Aegear’s tracking relies on deep learning models from the backend:

Detection

  • Backend: U-Net variant (EfficientUNet) with EfficientNet-B0 encoder.
  • UI Setting: Detection Threshold
    • Adjusts minimum confidence for fish detection heatmaps.
    • Higher values reduce false positives but may miss subtle detections.

Tracking

  • Backend: Siamese network for frame-to-frame association.
  • UI Setting: Tracking Threshold
    • Sets confidence threshold for the response map.
    • If confidence drops below this, the system falls back to sliding-window detection.

Trajectory and Smart Frame Skip

  • UI Setting: Trajectory Frame Skip

    • Controls how often trajectory points are plotted in the overlay for visualization.
    • Higher values thin out visual clutter for long videos.
  • Adaptive Frame Skipping During Tracking

    • Aegear also uses a smart frame skipping mechanism for performance during tracking:
    • Begins with the user-defined frame skip (N), processing only every Nth frame.
    • If tracking fails in a skipped frame, automatically retries with half the skip (N/2), continuing recursively until N=1 (no skipping).
    • Once tracking confidence recovers, reverts to the original N.
    • This system optimizes speed on easy sequences while preserving accuracy in complex sections.
    • Fully transparent to the user, this logic works behind the scenes using the same "Frame Skip" parameter.

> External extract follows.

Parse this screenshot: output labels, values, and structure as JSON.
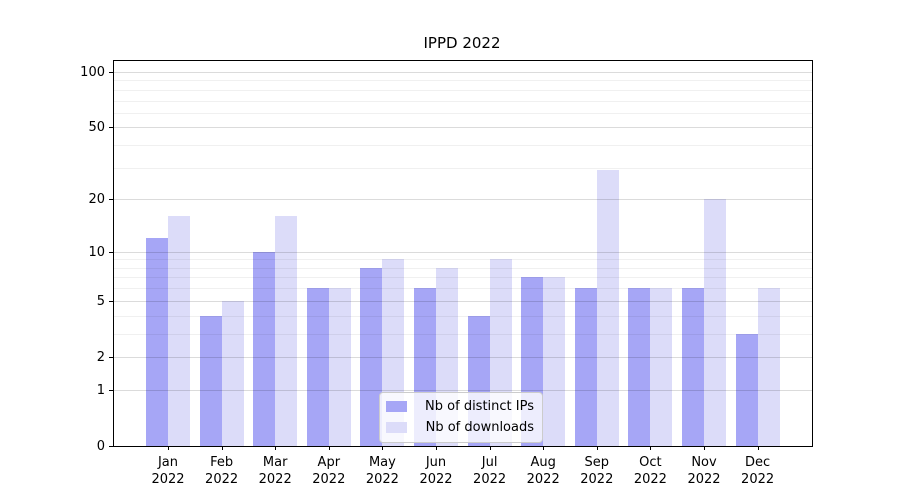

⚠️ Outlier Detection & Cleanup

Tool Description
Highlight Outliers Marks suspect trajectory points (velocity jumps)
Next/Previous Outlier Navigate between flagged outliers
Delete Current Outlier Removes selected outlier from tracking data
Delete All Outliers Clears all flagged outliers

Backend: Uses detect_trajectory_outliers for identifying anomalies.


💾 Saving and Loading

Action Menu Path
Save Tracking Data File → Save Tracking…
Load Tracking Data File → Load Tracking…
Exit Application File → Exit

📝 Notes

  • Prebuilt binaries include CPU-only PyTorch.
  • For GPU acceleration, install Aegear from source and use a CUDA-enabled PyTorch build.